La neurastenia ideológica

Si lo contrario a la verdad, es el error, como piensan los filósofos, se me ocurre especular que la verdad es, por tanto, todo lo plenamente comprobado. Pero no hay duda que últimamente se ha vivido una atmósfera de intelectualidad intensa, al menos en Aporrea.

¿Habrá acaso una lucha intelectual honesta por comprender la Revolución, por determinar, qué debe ser ella, o, habrá simplemente una epidemia de intelectualidarrea?

Algunos y algunas han tratado de dar de baja o implantar realidades con un simple trazo de pluma intelectual, pero quizás a través de expresiones que lo que hacen realmente es tratar de imitar la inteligencia. Y he allí lo patético de sus esfuerzos. Y todo para darse el lujo de pasar por inteligentes, al parecer. En eso resultan burgueses empedernidos y puede que hasta positivistas. Pareciera que la inteligencia es hábil, manoseando lo momificado, pero que se ve torpe en el momento de tratar con lo vivaz.

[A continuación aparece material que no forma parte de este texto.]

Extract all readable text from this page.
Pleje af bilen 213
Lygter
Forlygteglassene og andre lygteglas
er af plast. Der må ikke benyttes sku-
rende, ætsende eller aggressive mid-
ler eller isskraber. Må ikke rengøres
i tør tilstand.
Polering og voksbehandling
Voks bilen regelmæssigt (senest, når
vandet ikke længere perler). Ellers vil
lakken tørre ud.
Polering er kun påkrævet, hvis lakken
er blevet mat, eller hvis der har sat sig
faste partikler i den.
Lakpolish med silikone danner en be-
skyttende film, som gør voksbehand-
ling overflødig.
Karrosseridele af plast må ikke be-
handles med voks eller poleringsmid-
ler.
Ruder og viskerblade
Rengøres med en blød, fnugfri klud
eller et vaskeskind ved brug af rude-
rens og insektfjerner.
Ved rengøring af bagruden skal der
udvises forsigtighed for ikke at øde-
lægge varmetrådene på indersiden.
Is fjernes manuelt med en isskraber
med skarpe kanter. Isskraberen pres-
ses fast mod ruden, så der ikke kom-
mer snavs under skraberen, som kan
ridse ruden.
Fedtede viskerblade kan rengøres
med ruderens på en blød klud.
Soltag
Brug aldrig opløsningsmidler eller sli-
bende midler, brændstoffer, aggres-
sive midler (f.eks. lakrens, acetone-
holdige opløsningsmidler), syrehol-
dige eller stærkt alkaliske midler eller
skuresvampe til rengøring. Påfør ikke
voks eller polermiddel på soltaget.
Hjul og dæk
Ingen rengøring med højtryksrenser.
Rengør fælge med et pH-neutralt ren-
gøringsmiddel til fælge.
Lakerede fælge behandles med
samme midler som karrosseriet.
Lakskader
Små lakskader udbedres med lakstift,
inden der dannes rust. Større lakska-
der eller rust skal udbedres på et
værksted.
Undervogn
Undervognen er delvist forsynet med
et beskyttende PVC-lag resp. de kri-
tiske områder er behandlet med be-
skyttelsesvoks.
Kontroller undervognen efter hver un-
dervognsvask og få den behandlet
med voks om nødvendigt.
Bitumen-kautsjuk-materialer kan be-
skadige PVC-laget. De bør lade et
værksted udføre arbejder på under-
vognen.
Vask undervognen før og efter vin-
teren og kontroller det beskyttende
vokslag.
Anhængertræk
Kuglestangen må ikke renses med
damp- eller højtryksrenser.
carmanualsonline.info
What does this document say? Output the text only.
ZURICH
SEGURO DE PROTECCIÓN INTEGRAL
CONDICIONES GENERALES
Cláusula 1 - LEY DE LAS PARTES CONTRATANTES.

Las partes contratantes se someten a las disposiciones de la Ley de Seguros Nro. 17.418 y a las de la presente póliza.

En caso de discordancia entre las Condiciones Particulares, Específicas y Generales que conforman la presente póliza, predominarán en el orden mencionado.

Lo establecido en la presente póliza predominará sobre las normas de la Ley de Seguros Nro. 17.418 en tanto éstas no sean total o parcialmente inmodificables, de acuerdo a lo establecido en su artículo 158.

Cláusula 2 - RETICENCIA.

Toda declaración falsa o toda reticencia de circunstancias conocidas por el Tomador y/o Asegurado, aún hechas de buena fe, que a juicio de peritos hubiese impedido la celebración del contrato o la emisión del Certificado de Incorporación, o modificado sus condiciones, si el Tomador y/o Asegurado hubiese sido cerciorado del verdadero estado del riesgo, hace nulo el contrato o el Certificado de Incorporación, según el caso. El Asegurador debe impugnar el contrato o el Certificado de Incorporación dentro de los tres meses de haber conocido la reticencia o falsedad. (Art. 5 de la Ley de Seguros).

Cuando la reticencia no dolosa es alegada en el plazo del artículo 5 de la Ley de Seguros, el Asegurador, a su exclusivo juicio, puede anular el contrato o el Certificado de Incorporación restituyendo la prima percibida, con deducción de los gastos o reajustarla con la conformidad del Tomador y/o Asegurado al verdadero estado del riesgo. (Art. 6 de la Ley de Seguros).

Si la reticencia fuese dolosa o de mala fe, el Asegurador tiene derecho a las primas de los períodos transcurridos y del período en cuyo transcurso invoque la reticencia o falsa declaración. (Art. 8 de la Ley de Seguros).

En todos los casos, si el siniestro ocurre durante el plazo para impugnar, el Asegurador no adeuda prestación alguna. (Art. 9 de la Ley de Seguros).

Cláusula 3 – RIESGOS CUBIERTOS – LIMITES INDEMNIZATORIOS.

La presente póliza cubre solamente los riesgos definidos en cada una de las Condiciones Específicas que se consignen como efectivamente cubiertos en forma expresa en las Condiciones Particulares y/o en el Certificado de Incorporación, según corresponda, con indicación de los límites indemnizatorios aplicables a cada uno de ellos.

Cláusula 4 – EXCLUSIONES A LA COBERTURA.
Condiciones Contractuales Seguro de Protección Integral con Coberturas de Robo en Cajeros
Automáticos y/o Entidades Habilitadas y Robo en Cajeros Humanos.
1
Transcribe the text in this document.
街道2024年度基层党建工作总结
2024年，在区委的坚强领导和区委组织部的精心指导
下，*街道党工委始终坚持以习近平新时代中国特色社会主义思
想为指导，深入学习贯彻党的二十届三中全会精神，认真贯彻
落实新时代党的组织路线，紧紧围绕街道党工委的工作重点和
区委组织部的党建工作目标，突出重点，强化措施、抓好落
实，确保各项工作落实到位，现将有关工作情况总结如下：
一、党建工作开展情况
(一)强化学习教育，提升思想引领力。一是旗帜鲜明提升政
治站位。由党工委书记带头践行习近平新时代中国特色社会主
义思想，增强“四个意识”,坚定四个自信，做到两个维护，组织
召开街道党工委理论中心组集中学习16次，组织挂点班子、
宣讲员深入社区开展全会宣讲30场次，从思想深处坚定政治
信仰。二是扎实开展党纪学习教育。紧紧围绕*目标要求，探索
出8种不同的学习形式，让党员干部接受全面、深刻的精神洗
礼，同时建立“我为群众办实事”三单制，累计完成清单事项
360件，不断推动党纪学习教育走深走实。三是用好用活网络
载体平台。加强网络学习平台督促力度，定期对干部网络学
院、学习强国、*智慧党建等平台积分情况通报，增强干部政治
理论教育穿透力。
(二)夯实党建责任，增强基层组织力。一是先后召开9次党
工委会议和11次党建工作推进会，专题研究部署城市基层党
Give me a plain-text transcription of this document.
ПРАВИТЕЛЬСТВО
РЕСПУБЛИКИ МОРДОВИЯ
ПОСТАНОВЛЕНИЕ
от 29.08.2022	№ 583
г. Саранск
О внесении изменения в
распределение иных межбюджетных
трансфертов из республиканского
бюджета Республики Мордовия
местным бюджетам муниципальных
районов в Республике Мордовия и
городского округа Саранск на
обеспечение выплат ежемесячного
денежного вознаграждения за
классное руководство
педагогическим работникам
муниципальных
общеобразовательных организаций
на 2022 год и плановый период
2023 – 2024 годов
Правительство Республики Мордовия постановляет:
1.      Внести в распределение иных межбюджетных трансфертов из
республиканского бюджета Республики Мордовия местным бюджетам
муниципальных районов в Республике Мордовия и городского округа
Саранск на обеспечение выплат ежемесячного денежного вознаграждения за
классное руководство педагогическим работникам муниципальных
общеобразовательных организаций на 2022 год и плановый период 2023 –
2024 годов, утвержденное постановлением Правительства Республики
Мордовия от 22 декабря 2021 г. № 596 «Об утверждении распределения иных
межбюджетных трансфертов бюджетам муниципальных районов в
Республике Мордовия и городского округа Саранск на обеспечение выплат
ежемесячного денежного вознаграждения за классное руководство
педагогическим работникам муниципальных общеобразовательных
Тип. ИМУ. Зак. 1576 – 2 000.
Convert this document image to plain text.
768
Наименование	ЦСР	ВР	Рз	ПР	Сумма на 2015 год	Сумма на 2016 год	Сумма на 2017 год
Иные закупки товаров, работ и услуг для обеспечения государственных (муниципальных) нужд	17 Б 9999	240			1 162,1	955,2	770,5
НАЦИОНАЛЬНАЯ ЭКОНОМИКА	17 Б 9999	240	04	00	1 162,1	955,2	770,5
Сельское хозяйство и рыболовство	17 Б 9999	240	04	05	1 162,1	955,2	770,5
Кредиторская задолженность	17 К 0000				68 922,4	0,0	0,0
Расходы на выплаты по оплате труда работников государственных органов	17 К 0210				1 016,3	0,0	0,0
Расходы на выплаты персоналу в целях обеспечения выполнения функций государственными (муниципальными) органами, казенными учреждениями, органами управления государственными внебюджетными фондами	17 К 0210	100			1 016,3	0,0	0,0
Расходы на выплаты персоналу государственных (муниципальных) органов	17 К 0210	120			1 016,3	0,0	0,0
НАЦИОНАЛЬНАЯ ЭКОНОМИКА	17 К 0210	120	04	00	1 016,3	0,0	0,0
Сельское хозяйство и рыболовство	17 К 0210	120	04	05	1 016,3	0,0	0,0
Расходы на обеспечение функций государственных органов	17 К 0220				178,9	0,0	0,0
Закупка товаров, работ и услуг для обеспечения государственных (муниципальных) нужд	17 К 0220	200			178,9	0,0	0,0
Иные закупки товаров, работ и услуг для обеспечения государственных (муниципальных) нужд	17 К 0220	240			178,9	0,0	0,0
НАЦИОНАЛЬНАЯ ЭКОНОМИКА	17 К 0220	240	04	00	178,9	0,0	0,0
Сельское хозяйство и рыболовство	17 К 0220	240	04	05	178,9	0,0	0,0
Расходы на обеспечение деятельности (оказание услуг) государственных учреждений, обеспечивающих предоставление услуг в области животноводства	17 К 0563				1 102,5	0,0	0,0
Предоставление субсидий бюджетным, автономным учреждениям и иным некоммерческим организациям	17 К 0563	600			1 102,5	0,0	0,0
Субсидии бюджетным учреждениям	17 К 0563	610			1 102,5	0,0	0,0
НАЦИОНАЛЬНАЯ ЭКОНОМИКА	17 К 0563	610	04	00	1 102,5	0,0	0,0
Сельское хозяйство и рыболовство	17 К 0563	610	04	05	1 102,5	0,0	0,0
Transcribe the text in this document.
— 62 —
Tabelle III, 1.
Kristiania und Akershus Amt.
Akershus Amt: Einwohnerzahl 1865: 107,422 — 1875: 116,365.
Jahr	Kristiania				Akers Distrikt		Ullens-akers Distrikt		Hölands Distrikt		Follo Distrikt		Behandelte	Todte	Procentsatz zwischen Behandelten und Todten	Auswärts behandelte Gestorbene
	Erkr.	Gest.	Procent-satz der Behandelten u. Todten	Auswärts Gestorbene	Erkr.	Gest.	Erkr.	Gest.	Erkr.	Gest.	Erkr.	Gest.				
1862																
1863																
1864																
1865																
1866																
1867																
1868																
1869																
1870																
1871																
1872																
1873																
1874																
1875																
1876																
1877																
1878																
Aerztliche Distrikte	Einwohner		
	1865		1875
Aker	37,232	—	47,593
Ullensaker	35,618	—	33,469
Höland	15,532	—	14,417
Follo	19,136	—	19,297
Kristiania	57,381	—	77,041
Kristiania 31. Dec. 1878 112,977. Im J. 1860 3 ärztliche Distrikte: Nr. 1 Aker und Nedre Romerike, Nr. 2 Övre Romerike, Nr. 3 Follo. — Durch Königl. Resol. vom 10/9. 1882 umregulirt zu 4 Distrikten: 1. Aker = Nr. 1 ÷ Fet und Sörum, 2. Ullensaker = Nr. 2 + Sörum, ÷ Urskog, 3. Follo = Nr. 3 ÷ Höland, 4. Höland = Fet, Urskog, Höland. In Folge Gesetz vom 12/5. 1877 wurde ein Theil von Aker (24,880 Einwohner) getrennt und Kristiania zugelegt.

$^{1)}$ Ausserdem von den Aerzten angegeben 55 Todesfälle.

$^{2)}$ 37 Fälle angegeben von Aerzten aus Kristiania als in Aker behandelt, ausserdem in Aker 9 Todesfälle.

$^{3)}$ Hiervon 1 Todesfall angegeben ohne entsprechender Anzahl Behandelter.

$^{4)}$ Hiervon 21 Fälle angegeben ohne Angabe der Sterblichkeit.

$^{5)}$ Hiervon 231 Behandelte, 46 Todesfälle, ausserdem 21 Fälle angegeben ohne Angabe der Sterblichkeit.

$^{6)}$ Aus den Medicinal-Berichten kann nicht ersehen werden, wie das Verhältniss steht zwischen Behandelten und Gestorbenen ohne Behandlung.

La siguiente aproximación a la inteligencia, me atrae: Como lo que equivale, no a conocimientos, sino como la facultad de dar una configuración lógica a los conocimientos que se tienen.

El humano resulta pues un cernícalo vanidoso y luego que alcanza la holgura económica quiere entonces destacarse como hombre o mujer de talentos, aunque no los posea. Porque pasar por inteligentes pudiera ser también el aspecto frívolo de… ¿algunos revolucionarios? La verdad es que se lanzan absurdamente duro contra Maduro y los demás camaradas y, con argumentos ni siquiera sofísticos, que seguro los arquetípicos Julio Borges y Capriles Radonski los envidiarán (con odio, por supuesto) al no ser capaces ellos de interponerlos así, que es mucho decir, “sino con excelentes máximas pragmáticas de esas que tan bien cuadran en boca de títeres” y que suelen leerse en revistas de barbería… Son incapaces de entender que por ejemplo Marx y Engels tenían diferencias aunque compartían la misma torta ideológica. Porque parece ser que Marx tendía a ser un pensador inconcreto, un Intelectual desordenado y dedicado a su familia. Y Engels, por el contrario, un pensador práctico, un diestro comerciante, galán, organizado y, para colmo parece que le gustaba (y burda) el güisqui, el tabaco y las mujeres buenas… Y no buenas de alma, precisamente. Y, ante tanto desorden, estos neurasténicos ideológicos de hoy quizás hubieran reforzado, entonces, más su positivismo intelectual… No obstante, y a pesar de esas diferencias tejieron –porque Engels era hijo de un fabricante de tejidos– una profunda amistad que los llevó a la colaboración en la producción de libros y artículos, y a trabajar unidos en organizaciones radicales. Y, gran parte de la misericordia que sintió Marx, por la estrechez con la que vivía la clase trabajadora, procedía de su relación con Enqels y sus ideas. Es más, Engels ayudó con nobles mesadas a Marx durante el resto de su vida, para que éste pudiera dedicarse con exclusividad al trabajo intelectual y político. Ahora, lo que no sé, es si por eso no hubo nunca de cortarle las patas… Y no creo, porque incluso Engels reconocía que Marx lo hubiese hecho igual sin él, y reconoció que lo que Marx hacía era él incapaz de hacerlo debido a que Marx tenía más cimientos, su mirada era de águila y se percataba de asuntos más penetrantes –y rápidamente– que él. Engels -al menos así luce- como que sí era un verdadero autocrítico.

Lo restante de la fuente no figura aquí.